Seçmen memnun olmadığında, belediye başkanını, meclis ve il genel meclis üyesini, milletvekilini başarısız gördüğünde geri çağırabilme hakkı olmalıdır.
*****
Memur olan biri başarısız olduğunda görevden uzaklaştırılabilmelidir.
Öğretmen olanlarda dahil.
Devlete kapak atmışsanız, kim gelirse gelsin yönetimin başına gelen size bir masa vermek zorundadır. Ve siz emekli oluncaya kadar maaş almaya devam edersiniz.
Yaratmaya, kendini geliştirmeye ihtiyaç yoktur. Çünkü iş ve maaş garantidir.
*****
Şimdi bir belediye başkanı göreve geldiğinden kimlerle çalışacak?
Nasıl seçecek kadrosunu?
Devletin memurları belli.
Seçilen meclis üyeleri belli.
Dışarıdan kadro getirecek mi?
Danışman çalıştıracak mı?
Çalıştırmaz ise nasıl başarılı olacak?
Kötü kadro iş bilmez kadro seçerse seçimlerde hesabını verecek.

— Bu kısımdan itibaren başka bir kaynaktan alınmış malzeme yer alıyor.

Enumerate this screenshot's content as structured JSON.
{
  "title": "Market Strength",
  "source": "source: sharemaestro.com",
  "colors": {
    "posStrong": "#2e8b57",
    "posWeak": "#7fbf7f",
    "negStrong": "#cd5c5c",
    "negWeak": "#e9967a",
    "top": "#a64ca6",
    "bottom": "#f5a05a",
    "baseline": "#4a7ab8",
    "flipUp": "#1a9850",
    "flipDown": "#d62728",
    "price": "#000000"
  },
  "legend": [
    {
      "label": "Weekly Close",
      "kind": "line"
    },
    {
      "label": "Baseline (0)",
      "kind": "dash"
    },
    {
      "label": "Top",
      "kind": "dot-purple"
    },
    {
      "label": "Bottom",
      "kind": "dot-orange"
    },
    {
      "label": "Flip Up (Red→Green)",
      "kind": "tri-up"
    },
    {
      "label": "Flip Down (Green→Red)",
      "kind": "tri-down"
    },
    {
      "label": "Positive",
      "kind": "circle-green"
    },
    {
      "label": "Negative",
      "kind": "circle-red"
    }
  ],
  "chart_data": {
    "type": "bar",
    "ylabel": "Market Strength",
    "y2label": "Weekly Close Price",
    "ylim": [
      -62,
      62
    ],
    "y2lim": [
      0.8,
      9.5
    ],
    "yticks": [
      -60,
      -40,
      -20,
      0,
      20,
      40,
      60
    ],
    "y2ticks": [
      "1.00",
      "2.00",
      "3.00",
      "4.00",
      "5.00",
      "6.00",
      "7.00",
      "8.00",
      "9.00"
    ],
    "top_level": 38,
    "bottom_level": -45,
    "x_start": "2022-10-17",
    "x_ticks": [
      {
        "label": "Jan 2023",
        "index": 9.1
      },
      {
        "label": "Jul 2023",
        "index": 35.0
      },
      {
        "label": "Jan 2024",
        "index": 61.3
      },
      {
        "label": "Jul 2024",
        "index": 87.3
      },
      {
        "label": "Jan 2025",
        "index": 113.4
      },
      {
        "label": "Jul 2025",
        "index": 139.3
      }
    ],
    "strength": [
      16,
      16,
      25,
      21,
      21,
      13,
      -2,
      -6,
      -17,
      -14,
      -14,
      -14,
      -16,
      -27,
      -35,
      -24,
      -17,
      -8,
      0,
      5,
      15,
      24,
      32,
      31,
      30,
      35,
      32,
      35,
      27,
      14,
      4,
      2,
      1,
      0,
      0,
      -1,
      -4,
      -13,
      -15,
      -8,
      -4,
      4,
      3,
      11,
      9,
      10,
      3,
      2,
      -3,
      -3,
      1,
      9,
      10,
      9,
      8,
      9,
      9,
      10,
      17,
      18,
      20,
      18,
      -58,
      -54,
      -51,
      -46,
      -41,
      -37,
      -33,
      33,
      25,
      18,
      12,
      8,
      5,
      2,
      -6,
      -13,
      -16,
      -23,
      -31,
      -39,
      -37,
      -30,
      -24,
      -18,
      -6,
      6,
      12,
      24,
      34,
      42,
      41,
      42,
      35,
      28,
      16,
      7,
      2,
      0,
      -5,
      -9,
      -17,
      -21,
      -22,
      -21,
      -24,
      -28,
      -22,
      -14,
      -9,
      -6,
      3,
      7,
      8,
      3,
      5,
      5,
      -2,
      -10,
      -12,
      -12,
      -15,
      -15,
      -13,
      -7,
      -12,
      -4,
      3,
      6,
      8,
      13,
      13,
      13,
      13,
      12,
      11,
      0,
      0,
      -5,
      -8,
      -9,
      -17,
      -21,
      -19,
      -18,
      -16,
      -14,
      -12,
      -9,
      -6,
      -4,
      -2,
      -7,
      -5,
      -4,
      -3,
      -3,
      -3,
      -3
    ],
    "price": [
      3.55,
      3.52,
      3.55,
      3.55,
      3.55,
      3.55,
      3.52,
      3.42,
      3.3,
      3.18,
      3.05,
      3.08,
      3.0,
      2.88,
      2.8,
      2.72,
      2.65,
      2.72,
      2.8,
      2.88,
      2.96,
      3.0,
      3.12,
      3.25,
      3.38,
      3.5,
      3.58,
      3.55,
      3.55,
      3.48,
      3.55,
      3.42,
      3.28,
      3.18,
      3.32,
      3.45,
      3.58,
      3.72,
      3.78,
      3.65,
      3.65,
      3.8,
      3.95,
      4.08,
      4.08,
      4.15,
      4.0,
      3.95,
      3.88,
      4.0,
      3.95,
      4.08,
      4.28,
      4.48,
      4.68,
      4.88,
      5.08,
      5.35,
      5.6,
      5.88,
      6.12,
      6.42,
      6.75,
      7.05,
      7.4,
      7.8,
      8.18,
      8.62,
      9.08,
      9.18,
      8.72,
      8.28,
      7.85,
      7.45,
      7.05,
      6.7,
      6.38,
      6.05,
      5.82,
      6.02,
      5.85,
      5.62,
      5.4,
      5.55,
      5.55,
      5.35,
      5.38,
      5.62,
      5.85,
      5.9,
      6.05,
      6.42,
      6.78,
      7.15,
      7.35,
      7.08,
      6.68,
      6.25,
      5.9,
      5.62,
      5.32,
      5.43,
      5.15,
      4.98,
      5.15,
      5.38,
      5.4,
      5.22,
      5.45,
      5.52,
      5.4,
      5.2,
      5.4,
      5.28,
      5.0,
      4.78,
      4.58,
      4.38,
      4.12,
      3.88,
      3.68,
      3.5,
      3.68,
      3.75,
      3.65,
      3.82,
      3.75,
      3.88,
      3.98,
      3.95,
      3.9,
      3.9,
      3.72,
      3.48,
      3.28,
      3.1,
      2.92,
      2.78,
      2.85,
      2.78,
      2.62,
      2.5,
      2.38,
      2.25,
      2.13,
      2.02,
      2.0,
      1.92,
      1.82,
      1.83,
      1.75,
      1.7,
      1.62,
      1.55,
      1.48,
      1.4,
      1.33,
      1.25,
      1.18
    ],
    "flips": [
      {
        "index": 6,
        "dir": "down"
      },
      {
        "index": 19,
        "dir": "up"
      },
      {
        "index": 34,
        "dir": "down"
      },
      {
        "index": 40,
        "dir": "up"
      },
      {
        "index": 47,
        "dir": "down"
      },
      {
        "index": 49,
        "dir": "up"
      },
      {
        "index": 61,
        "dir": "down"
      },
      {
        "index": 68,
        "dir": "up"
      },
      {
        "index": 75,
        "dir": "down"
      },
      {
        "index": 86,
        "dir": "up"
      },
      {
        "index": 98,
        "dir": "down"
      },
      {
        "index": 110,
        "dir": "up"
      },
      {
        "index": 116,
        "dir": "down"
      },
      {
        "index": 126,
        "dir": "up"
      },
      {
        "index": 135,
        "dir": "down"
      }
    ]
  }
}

İyi kadrolarla, iş bilir kadrolarla çalışırsa ise de seçimlerde karşılığını alacak.
Kim diyebilir ki, ‘o’nunla neden çalışıyorsun?’ diye.
*****
Bu ülkede, muhtar bile olamaz diye gazete manşetleri atan gazeteciler tanırız.
Başbakan müsteşarlarını onaylamayan cumhurbaşkanları tanırız.
Muhtar olamayan siyasi üç dönemdir başbakandır.
Müsteşarlığı bile onaylanmayan bürokrat bugün Milli Eğitim Bakanı’dır.
****
Başbakanlar nasıl bakanlarını kendilerinin belirleme hakkı varsa, belediye başkanlarının da kendi kadrosunu tercih etme hakkı vardır.
Bunu eleştirmek bir muhalif gazetecilik değildir.
Şayet muhalif gazetecilik ise söylenecek şudur.
Aç gazeteni, aç yazılarını bak bakalım.
Eski yönetim için ne yazmışsın?
Yeni yönetimin ilk yıllarında ne yazmışsın?
Sonuç olarak, ‘Halep ordaysa arşın burada’dır.